His solicitor, Gerald Shamash, today promised to fight on saying that a new request for a judicial review would be lodged. The Press Association quoted him as saying: “The judge decided that judicial review was not the appropriate course. We say it is and we think he has got it wrong.”

It’s not clear when the new application for a review will be heard, although it must be lodged within the next four days. Mr Woolas, who was suspended by the Labour Party following Friday’s verdict, has already been told he won’t be welcome back in the party in future, regardless of the outcome of any review.

Meanwhile, there has been some support for the former Immigration Minister from two well-known Labour figures. Manchester Blackley MP Graham Stringer said he thought his ex-colleague had been “hung out to dry” by the party, while former Labour General Secretary Peter Watt described the party’s treatment of Mr Woolas as “nothing short of disgraceful.”

You can read more about the decision to block the judicial review from PA and the Guardian here. There’s more about Mr Stringer’s comments at the BBC website here, while Mr Watt’s article can be read on the Labour Uncut site here.

You can read about the full background to the case from Saddleworth News here.

4 comments to New Legal Setback For Woolas

  • Julie

    I have been a Labour voter all my life but in this case I say Good Riddance to the man! he has disgraced himself, his family and his political party.

  • carl

    Does this mean that all politicians are not allowed to lie any more ?

  • Glittery Delpher

    It’s not quite over yet, Julie. He can still apply for another judicial review or an appeal.

    And then we’ve got the potential Meacher trial to look forward to… perhaps Meacher can call Woolas as a witness!

  • Glittery Delpher


    There are moves afoot to stop politicians to stop lying.

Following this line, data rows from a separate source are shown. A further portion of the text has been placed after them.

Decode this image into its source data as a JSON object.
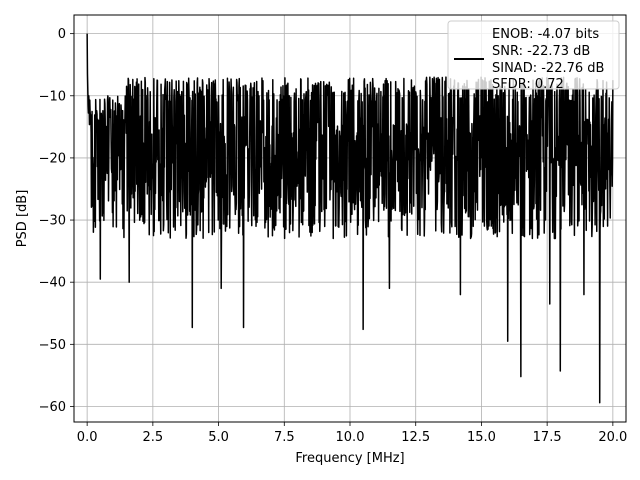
{
  "chart_data": {
    "type": "line",
    "xlabel": "Frequency [MHz]",
    "ylabel": "PSD [dB]",
    "xlim": [
      -0.5,
      20.5
    ],
    "ylim": [
      -62.5,
      3
    ],
    "xticks": [
      0.0,
      2.5,
      5.0,
      7.5,
      10.0,
      12.5,
      15.0,
      17.5,
      20.0
    ],
    "xtick_labels": [
      "0.0",
      "2.5",
      "5.0",
      "7.5",
      "10.0",
      "12.5",
      "15.0",
      "17.5",
      "20.0"
    ],
    "yticks": [
      0,
      -10,
      -20,
      -30,
      -40,
      -50,
      -60
    ],
    "ytick_labels": [
      "0",
      "−10",
      "−20",
      "−30",
      "−40",
      "−50",
      "−60"
    ],
    "grid": true,
    "legend_position": "top-right",
    "legend": [
      "ENOB: -4.07 bits",
      "SNR: -22.73 dB",
      "SINAD: -22.76 dB",
      "SFDR: 0.72"
    ],
    "series": [
      {
        "color": "#000000",
        "noise_floor_db": -20,
        "noise_band_db": [
          -30,
          -9
        ],
        "peak_db": 0,
        "x_range": [
          0,
          20
        ],
        "deep_nulls": [
          {
            "x": 0.5,
            "y": -39.5
          },
          {
            "x": 1.6,
            "y": -40
          },
          {
            "x": 4.0,
            "y": -47.3
          },
          {
            "x": 5.1,
            "y": -41
          },
          {
            "x": 5.95,
            "y": -47.3
          },
          {
            "x": 10.5,
            "y": -47.6
          },
          {
            "x": 11.5,
            "y": -41
          },
          {
            "x": 14.2,
            "y": -42
          },
          {
            "x": 16.0,
            "y": -49.5
          },
          {
            "x": 16.5,
            "y": -55.2
          },
          {
            "x": 17.6,
            "y": -43.5
          },
          {
            "x": 18.0,
            "y": -54.3
          },
          {
            "x": 18.9,
            "y": -42
          },
          {
            "x": 19.5,
            "y": -59.4
          }
        ]
      }
    ]
  }
}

They’ll pass a law as soon as they’ve solved famine, dieases and put an end to all wars.

    But seriously: this case was spectacularly unusual in many respects.

    Firstly, Woolas’ claims were off-the-wall crazy. He accused Watkins of many crimes, several of which carry prison sentences if proved. This is not a normal political slur.

    And they were also judged to be personal, rather than political. For example, in 1997 Tony Blair pledged not to bring in tuition fees. He did. Similarly, many Lib Dem MPs pledged not to vote for top-up fees. It looks like they will. But as these statements are about policies and politics and not untrue statements of fact about an opposition candidate, they would not be against the law.

    I think there may have been a legal challenge to the last Labour Government over their manifesto commitments a few years ago. Can anyone else remember this?